With the approaching holiday season, as we are being thankful of our good fortune and mindful of the poor, we should ask ourselves some serious questions about global poverty.
We in the affluent countries are the beneficiaries of a slanted world in which the poor get poor and are kept poor. The gap between the rich and the poor is getting wider every year. In fact, it has doubled during the past 40 years. Poor countries are being harmed through an inequitable global system that is continuously shaped and coercively imposed by the political, business and military machines of the rich and the powerful.

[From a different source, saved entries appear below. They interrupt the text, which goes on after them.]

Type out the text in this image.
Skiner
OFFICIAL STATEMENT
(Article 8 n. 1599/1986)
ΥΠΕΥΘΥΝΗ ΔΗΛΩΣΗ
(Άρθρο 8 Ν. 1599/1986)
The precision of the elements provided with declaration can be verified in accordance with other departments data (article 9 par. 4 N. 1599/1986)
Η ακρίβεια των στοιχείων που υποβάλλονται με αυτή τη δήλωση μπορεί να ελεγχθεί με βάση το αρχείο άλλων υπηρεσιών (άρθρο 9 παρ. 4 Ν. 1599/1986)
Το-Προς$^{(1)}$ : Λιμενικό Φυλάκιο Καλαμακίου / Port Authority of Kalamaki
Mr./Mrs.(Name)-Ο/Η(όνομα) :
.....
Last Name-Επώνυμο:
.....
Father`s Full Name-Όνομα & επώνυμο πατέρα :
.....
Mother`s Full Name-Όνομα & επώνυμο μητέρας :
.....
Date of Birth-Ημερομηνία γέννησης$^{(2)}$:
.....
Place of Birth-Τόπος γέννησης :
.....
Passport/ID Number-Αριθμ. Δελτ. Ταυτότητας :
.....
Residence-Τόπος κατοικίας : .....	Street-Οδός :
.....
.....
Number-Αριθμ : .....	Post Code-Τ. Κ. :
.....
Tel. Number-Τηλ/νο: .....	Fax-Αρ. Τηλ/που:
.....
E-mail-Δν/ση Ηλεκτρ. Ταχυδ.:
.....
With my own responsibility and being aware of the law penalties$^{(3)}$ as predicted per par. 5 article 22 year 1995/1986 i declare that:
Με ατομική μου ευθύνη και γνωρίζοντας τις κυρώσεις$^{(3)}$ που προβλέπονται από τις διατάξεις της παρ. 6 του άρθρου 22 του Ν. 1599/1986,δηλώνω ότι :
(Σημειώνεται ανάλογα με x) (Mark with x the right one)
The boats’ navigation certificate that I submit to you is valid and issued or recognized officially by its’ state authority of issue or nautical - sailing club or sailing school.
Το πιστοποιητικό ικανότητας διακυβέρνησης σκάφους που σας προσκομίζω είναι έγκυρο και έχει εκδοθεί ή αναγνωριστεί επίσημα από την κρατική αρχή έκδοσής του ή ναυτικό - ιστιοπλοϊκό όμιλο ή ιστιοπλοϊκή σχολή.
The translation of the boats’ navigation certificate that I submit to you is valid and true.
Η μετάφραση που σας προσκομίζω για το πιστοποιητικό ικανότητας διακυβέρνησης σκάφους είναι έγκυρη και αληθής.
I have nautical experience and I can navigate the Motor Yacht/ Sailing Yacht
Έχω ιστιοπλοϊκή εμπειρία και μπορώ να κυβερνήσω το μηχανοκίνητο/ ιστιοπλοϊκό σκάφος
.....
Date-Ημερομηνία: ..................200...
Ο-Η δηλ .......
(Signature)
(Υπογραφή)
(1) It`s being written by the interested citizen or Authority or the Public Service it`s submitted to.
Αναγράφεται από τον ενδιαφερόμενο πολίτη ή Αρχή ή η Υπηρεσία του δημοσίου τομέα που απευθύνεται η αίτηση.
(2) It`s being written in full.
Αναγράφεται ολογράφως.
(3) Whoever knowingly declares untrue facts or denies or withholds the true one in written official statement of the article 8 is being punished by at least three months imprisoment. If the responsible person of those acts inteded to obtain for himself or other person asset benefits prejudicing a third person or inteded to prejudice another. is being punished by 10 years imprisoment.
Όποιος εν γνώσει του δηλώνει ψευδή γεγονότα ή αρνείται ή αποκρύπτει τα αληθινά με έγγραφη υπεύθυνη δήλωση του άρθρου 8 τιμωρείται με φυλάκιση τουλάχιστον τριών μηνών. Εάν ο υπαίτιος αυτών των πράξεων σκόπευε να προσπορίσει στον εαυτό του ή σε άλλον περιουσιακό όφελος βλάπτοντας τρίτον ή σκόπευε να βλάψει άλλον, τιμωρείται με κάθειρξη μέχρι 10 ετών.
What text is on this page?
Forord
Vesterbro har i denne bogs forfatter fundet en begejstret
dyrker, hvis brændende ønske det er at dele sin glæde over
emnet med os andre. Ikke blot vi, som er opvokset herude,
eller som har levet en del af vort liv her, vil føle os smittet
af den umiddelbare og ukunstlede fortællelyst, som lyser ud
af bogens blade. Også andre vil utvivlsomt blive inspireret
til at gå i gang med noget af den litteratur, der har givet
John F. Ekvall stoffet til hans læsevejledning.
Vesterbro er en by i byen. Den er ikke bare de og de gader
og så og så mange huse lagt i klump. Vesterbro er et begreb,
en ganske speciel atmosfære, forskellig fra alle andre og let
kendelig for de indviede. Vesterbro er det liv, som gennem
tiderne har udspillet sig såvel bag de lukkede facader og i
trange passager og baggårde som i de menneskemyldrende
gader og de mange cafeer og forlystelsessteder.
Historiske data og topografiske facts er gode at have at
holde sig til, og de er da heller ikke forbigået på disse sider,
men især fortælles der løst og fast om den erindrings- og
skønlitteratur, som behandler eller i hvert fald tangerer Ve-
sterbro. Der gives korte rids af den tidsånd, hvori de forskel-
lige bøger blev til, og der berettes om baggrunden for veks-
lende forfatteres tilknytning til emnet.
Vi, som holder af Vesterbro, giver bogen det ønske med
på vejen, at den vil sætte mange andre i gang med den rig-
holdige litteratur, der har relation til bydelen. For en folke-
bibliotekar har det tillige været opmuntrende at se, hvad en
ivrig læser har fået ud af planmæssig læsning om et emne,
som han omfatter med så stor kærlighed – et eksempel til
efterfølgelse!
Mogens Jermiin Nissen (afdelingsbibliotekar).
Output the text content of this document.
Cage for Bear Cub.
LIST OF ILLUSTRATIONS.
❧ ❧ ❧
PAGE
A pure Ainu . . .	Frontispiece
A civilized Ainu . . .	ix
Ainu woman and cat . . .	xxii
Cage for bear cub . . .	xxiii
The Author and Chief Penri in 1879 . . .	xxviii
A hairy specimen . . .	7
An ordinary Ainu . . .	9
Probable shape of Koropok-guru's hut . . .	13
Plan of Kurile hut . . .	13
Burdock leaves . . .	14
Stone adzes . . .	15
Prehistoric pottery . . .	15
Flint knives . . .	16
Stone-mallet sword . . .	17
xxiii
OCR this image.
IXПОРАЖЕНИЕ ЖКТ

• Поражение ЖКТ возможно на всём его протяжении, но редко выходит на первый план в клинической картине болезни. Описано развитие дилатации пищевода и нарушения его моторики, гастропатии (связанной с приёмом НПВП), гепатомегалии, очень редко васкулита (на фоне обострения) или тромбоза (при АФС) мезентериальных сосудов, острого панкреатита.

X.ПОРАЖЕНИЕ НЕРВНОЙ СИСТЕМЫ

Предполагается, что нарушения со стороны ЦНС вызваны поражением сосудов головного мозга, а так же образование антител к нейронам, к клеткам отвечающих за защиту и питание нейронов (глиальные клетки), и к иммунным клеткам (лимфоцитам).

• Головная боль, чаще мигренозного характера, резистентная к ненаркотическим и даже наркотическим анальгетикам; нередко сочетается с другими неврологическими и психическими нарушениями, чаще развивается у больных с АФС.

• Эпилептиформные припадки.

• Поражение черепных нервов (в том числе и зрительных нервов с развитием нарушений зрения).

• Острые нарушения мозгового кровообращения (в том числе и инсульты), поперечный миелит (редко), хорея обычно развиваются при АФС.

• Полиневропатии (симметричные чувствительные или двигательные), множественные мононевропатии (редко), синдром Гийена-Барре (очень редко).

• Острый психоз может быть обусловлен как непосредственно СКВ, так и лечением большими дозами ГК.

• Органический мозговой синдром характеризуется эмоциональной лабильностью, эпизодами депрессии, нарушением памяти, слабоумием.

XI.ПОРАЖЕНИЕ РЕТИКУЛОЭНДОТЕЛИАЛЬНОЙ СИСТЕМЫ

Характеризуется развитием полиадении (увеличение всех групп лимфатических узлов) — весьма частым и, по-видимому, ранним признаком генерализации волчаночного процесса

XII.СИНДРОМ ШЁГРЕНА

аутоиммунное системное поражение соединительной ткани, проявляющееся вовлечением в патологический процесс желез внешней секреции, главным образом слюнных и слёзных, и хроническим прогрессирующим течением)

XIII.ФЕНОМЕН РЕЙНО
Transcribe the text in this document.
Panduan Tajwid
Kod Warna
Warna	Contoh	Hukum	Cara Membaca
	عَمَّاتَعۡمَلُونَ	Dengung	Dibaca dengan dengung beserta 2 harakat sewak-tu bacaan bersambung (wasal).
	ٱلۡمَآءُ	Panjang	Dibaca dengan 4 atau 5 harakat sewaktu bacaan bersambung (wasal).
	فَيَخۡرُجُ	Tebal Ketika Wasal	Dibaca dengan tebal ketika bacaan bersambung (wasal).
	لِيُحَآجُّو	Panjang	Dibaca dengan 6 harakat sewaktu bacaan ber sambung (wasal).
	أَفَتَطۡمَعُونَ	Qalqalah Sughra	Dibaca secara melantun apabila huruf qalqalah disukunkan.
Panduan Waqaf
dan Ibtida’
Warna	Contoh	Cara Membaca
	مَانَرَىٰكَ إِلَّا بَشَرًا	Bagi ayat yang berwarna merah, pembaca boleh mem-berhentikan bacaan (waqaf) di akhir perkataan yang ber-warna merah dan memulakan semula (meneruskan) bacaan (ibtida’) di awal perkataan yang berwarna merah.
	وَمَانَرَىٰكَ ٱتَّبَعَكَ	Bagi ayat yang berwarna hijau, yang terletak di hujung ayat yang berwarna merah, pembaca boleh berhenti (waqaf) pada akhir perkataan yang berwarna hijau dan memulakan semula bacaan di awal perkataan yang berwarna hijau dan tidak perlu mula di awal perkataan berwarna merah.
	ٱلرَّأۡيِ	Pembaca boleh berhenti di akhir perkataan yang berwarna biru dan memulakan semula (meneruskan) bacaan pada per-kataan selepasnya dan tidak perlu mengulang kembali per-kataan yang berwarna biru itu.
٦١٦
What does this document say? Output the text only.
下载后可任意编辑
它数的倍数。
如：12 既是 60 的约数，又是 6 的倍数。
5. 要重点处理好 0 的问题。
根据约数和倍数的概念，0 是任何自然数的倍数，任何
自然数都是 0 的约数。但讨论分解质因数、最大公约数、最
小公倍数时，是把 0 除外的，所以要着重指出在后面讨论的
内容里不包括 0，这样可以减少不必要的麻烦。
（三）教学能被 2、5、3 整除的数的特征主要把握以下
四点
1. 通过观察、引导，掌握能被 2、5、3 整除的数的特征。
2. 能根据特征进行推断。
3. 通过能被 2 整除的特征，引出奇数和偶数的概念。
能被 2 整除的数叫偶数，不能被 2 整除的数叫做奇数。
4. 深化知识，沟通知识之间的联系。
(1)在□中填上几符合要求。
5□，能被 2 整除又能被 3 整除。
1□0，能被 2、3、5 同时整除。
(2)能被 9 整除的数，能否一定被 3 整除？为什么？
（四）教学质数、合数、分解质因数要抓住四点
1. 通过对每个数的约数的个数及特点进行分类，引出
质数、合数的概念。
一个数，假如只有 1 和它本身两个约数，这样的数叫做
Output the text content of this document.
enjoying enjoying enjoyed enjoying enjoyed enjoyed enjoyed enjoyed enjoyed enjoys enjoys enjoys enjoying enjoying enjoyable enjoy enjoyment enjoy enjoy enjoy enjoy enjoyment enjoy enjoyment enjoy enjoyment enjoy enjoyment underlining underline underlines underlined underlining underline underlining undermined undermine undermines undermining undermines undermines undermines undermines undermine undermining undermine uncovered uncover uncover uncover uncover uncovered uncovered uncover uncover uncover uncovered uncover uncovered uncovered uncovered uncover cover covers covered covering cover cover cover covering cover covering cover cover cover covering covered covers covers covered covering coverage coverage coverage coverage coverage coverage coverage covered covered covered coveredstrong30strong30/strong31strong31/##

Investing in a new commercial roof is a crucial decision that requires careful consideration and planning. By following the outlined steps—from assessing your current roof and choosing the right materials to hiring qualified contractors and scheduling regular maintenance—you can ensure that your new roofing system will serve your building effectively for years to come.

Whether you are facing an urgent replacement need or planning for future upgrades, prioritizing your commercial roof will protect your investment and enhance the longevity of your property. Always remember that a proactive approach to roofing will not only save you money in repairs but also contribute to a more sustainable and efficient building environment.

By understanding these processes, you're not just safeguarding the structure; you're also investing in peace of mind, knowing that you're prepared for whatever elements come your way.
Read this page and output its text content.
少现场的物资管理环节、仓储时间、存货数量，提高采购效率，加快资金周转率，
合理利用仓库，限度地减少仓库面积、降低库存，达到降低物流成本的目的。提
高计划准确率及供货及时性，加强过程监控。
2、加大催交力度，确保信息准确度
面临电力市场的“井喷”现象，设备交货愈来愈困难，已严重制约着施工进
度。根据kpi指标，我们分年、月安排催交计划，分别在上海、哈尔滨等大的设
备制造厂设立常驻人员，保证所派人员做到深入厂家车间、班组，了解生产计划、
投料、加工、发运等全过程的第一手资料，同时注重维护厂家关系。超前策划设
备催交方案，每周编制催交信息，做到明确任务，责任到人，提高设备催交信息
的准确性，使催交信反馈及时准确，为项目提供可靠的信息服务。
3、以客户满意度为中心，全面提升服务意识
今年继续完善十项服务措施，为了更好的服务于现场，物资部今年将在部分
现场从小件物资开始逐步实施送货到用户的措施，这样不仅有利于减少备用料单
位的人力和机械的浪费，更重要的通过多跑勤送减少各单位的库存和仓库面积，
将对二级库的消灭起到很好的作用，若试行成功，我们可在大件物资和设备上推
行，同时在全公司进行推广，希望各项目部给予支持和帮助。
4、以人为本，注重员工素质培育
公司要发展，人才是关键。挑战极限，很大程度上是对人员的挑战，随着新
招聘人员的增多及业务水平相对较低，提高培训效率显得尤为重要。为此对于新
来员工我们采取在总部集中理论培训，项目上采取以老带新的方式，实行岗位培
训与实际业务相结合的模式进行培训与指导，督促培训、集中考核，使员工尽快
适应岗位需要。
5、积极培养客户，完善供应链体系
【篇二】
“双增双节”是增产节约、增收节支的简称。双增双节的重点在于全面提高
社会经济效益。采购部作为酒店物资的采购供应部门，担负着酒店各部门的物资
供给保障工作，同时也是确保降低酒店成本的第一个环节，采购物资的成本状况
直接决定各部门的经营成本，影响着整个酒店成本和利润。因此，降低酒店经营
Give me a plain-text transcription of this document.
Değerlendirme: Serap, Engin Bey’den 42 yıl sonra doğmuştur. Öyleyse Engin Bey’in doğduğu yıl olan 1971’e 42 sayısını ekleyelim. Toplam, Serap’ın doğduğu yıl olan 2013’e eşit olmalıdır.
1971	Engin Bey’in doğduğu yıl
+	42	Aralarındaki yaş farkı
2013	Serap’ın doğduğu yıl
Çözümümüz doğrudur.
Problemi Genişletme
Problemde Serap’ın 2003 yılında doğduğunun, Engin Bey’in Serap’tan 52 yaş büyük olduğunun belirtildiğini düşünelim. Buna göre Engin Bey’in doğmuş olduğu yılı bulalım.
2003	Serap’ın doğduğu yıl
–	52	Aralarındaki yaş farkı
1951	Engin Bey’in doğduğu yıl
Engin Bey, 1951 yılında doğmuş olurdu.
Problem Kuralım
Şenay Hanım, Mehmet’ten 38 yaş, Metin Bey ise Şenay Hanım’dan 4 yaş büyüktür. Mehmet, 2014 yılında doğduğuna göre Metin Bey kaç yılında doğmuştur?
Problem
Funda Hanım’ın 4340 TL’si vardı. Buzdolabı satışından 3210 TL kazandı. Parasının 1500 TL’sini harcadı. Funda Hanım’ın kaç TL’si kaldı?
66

If people have a right not to be harmed, regardless of whether they are compatriots or foreigners, then we as the beneficiaries of this inequity have a duty to require a fundamental reform in our lifestyle and institutional policies that perpetuate this harm. The stakes have never been higher, both for our individual well-being and collective survival in an interconnected and interdependent world.
We must expand our vision and inject a global consciousness in our personal endeavors. For starters, we must critically examine our consumer lifestyle. Consumerism adversely affects the well-being of the planet and diminishes the quality of life for all its inhabitants, including our own. Also, our thirst for consumption and the quest for domination over global resources are the causes of much of the conflict in the world.
We will never win our "war on terror" unless we take note of this broader picture of global domination. The radical inequality in the world order and our penchant for using military might to sustain it is itself a form of global terrorism that causes perpetual deprivation for three-fourths of the world's population. As we strive to see the connection between the local and the global, we'll see that the same factors which are causing the massive disparity globally are also the ones responsible for the widening gap between the rich and the poor on the domestic front.
The Vietnam War that ignited mass protests in the past is long gone, but we still have the same social and political syndrome that gets us into war under false pretense. The current war in Iraq is an example. Today, however, the stakes are higher than they were during the Vietnam days. As we preach nuclear restraint for other countries, we are about to expand our already large nuclear arsenal.
There is a looming global environmental catastrophe as never before, much of it due to America's excessive consumerism, but the Bush administration has vowed to ignore it. An ethnic cleansing is currently unfolding in Sudan that may eventually dwarf the one that happened in Rwanda 10 years ago, but we seem to be least concerned because Sudan has no oil.
During our life span, over a billion human beings, mostly children, will die from poverty-related causes. This is preventable, yet we don't seem to have the political will to do anything about it. Only 1 percent of the defense budget of the rich nations can wipe out the specter of AIDS in Africa - a continent that has been ruthlessly exploited by the Western world. Yet, despite the plea from U.N. Secretary-General Kofi Annan, the West is unwilling to invest even this relatively tiny sum to rescue Africa.
A majority of Americans (75 percent) believe that the United States spends far too much on foreign aid. In reality, the United States ranks the lowest of all 21 developed countries in the share of national resources devoted to economic aid for poor countries, only 0.11 percent of GDP, which is about $4 in taxes for an average American. Yet we are by far the largest beneficiaries of the resources from the poor countries.
Because of mass ignorance and apathy that caters to trivia and shuns substance, we, the good people of America, are accessories to this glaring global injustice.
If moral values are truly our top priorities, then we should seriously reflect upon our personal and institutional responsibilities in creating a more just world.
Deen Chatterjee teaches philosophy at the University of Utah and is the editor of The Ethics of Assistance: Morality and the Distant Needy and co-editor of Ethics and Foreign Intervention, both published by Cambridge University Press.